Crushing drums open the album coupled with Thrash heavy guitars and Blackened rasped vocals which when brought together make for a chaotic racket of nihilistic proportions. Speed is certainly the key, especially so as the album progresses, at it’s core Cease To Exist takes old school Grindcore ethics and employs them with a kind of Extreme Metal coating, much like a Blackened Carcass or Repulsion. Deplorable is probably the first song however to really catch the listeners ear, it brings slower elements showing the full musicality of Noisem and that they are more than simply a one trick wonder, here we also see more of a Blackened influence, dark and brooding yet coming to a climax with further Death Metal influenced Grindcore.

Putrid Decadence, Filth And Stye and Eyes Pried Open only add further Death Metal fury becoming hellishly reminiscent of early Goregrind, namely within the vocals and drums. From here on out the album descends into pretty run of the mill Grindcore, aside from perhaps the closing track Ode To Absolution which flirts with Sludge elements and offers a crushing end.
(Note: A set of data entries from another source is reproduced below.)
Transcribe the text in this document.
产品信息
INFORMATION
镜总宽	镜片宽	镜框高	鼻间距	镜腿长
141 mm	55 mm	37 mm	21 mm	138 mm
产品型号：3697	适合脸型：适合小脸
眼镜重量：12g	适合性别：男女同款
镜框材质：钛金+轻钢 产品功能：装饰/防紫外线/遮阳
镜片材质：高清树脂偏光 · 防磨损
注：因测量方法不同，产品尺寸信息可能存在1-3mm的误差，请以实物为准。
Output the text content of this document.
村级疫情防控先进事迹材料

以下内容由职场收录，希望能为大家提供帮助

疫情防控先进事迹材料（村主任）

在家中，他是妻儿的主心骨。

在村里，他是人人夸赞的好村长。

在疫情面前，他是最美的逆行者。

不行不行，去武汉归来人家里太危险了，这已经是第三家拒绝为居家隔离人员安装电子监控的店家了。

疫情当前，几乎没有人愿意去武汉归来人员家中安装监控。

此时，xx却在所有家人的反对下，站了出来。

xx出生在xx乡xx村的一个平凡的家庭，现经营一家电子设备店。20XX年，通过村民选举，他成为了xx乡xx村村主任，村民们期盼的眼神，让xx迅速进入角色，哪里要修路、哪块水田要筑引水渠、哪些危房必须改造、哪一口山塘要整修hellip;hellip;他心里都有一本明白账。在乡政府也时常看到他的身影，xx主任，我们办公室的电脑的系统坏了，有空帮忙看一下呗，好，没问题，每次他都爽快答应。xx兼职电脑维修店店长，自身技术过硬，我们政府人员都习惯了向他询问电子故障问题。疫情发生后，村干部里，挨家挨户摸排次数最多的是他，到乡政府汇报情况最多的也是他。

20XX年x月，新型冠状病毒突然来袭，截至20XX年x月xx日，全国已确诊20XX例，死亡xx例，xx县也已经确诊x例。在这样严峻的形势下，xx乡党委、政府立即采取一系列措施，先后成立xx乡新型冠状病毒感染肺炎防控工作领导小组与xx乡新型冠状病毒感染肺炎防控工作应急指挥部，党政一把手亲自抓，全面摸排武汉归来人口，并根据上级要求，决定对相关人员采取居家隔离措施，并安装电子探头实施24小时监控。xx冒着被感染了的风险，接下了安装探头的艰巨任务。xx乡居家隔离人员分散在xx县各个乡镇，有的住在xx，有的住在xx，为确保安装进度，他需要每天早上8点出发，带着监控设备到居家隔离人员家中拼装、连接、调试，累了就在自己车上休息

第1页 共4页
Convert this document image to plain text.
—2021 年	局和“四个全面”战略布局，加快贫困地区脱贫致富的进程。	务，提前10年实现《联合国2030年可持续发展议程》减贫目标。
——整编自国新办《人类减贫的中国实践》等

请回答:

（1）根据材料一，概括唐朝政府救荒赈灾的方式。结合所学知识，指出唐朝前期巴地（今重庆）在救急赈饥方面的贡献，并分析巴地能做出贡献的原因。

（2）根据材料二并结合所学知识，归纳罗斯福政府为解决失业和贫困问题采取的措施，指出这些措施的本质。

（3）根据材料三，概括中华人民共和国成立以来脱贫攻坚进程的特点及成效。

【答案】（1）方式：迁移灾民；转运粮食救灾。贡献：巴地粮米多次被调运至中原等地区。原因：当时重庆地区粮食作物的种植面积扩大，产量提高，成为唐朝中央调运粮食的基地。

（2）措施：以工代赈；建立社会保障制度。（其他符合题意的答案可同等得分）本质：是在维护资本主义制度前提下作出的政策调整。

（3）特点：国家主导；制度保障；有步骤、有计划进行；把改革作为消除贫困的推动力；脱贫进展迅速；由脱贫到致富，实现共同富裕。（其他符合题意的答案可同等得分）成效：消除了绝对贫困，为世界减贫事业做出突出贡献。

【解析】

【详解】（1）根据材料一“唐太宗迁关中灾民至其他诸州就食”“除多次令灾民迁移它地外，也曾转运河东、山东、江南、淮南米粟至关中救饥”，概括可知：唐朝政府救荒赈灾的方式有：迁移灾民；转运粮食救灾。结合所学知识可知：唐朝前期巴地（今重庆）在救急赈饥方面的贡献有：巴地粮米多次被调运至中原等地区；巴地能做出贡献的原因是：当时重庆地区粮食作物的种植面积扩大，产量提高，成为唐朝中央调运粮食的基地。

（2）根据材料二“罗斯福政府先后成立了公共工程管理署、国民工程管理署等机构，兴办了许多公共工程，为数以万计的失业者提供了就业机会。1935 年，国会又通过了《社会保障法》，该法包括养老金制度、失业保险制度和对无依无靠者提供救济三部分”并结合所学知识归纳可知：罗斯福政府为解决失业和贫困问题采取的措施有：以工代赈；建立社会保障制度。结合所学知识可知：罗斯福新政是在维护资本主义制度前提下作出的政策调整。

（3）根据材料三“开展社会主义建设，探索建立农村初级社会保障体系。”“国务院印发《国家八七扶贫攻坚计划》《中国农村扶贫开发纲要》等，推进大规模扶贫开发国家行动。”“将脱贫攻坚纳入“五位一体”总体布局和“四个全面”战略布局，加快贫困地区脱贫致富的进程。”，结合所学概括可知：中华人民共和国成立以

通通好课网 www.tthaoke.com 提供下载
Whilst this may not be one of the most thrilling Grind releases I’ve ever heard there is definitely some enjoyment to be found in Cease To Exist. The enjoyment is enhanced by the albums short length (under thirty minutes) meaning it simply doesn’t have time to become boring, rather it is a short sharp burst of madness.

To conclude I would say that Cease To Exist is certainly one to give a listen, the early Grindcore influences combined with Black, Death, Sludge and Thrash Metal make for pleasant, reminiscent musings and much contemplative thinking. The album does perhaps fail to stick in ones mind to some degree but this can be combated with the re-playability factor which this release exudes. Listen after listen you are sure to find something new and interesting and still altogether Extreme.